Published 03/04/2014, 05:52 AM
Updated 07/09/2023, 06:31 AM

Market Drivers for March 04, 2014
  • Risk rallies as Putin recalls Russian troops to barracks
  • RBA keeps rates unchanged notes strong AUD
  • Nikkei 0.47% Europe 1.47%
  • Oil $103/bbl
  • Gold $1338/oz.

Europe and Asia
AUD: Building Approvals 6.8% vs. 0.7%
AUD: RBA no change
GBP: Construction PMI 62.3 vs. 63.6
EUR: PPI -0.3% vs. -0.1%

North America
USD: Economic Optimism 10:00 AM

Currency markets breathed a small sigh of relief as risk sentiment improved throughout the night after Russia recalled its troops to barracks at the conclusion of its war games. Currencies popped in reaction to the news, seeing it as a sign of de-escalation of hostilities. There was speculation that Vladimir Putin would hold a press conference today, but so far the Russian leader has not made any public comments on the recent moves.

Despite some small signs of easing of tensions, Russian troops continue to surround Ukranian military bases in the Crimea and Ukrainians have so far refused to surrender their weapons or positions. The standoff therefore remains in place and the prospect of an errant shootout that could lead to a skirmish is still quite high, making the situation in Crimea extremely combustible.

Still, despite continuing tensions on both sides, the situation in Crimea appears to have been stabilized and suggests that as in past conflicts such as those in Georgia and Ossetia, Russia will only seek limited advantage and will not expand its military campaign beyond the current scope of operations. If that were the case, markets would likely begin to ignore the situation in Ukraine and re-focus their attention back to economic data.

On that front, the calendar today as been relatively quiet so far, though in Australia the RBA reaffirmed it neutral stance while at the same time making yet another reference to the strong Australian dollar. The Aussie quickly dipped towards the .8900 figure in a knee-jerk reaction to the rhetoric from the RBA, but then quickly rebounded and rose to a high of .8970 as traders saw little chance of the RBA changing policy anytime soon.
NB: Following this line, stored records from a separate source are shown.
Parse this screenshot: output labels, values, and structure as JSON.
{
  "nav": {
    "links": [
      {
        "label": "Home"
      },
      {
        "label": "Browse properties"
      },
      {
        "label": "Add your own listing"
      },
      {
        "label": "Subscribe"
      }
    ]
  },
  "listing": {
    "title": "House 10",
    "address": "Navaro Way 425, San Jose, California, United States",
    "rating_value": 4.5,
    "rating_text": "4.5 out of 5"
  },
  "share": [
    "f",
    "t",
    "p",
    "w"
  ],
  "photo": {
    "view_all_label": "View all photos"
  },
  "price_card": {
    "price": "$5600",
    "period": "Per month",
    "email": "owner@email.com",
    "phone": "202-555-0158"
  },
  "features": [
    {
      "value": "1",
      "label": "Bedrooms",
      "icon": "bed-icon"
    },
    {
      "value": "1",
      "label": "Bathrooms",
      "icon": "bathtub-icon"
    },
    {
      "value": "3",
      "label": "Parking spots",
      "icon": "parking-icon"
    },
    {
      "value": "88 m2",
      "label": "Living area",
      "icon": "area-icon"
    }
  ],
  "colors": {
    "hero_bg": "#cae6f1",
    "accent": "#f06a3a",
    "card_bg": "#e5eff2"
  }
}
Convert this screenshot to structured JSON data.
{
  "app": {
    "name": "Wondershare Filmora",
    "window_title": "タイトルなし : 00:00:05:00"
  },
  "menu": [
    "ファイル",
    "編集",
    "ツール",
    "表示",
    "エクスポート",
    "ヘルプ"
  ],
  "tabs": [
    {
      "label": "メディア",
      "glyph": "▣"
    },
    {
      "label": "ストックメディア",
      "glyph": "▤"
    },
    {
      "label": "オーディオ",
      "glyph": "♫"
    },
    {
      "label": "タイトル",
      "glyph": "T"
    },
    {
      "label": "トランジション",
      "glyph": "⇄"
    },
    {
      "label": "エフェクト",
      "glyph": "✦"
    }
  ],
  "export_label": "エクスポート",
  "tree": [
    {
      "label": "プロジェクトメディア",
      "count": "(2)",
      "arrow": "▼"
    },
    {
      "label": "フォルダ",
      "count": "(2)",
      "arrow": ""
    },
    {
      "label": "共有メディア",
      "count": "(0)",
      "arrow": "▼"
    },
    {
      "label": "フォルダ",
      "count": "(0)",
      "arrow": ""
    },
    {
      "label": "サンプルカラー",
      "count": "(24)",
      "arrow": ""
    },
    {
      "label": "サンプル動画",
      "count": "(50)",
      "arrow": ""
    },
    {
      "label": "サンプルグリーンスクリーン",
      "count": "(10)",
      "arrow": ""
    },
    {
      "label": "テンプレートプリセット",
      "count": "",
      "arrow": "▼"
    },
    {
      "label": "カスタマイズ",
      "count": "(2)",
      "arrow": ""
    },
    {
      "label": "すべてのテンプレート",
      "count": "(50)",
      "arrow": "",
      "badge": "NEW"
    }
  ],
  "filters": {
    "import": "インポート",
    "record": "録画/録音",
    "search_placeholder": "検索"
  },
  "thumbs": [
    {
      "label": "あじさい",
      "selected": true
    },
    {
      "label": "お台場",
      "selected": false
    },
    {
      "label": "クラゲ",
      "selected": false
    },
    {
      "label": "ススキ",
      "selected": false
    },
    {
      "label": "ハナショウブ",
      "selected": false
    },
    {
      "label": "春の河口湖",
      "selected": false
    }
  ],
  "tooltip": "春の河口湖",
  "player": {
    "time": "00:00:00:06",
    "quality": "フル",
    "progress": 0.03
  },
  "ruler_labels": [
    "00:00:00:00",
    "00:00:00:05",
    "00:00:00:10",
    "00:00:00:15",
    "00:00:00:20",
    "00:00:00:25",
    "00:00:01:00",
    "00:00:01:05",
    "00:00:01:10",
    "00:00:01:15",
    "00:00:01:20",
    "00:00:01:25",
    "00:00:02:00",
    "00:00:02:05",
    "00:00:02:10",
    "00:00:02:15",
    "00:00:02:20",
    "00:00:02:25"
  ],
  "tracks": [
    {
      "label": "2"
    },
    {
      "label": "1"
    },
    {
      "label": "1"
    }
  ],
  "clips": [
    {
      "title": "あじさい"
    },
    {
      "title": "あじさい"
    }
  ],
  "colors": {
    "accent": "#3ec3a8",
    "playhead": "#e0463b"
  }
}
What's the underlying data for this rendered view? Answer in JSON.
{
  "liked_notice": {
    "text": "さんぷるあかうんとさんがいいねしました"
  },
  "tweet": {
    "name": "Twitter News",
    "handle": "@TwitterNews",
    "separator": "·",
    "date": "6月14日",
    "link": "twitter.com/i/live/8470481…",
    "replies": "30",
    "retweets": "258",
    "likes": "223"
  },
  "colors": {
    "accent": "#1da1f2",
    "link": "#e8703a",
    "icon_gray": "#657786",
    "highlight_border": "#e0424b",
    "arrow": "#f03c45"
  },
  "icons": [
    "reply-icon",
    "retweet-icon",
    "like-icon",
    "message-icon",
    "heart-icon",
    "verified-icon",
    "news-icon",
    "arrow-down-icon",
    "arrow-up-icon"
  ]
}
One key reason for the RBA's relative hawkishness is the fact that the Australian housing market remains strong and any further rate cuts would only stoke demand in the sector. Today's much-better-than-expected Building Approvals data, which rose 6.8% versus 0.7% eyed, suggests that the RBA's hands are tied for now. The Aussie therefore is likely to channel between .8800-.9000 for the time being.

Elsewhere, cable sold off mildly in reaction to the slightly weaker UK PMI Construction data which came in at 62.6 versus 63.6 forecast, but the drop may have been caused by tough weather conditions and the reading still remains near recent highs. The more interesting potential market mover will be tomorrow's PMI Services report which is expected to print just slightly lower than the month prior. If the services report remains near the current levels, cable could stage another rally attempt at yearly highs, as the market will become even more convinced that the BoE will be the first G-7 central bank to hike rates.

In Europe the PPI data continued to signal deflationary trends, coming in at -0.3% versus -0.1% eyed. The market however ignored the news as traders are convinced that the ECB will not move rates at this meeting and will view the decline in price levels as temporary and transitional. For now, the EUR/USD is solely focused on the geopolitical risks and as long as the situation in Ukraine does not escalate, the pair could see further a rally as the day proceeds.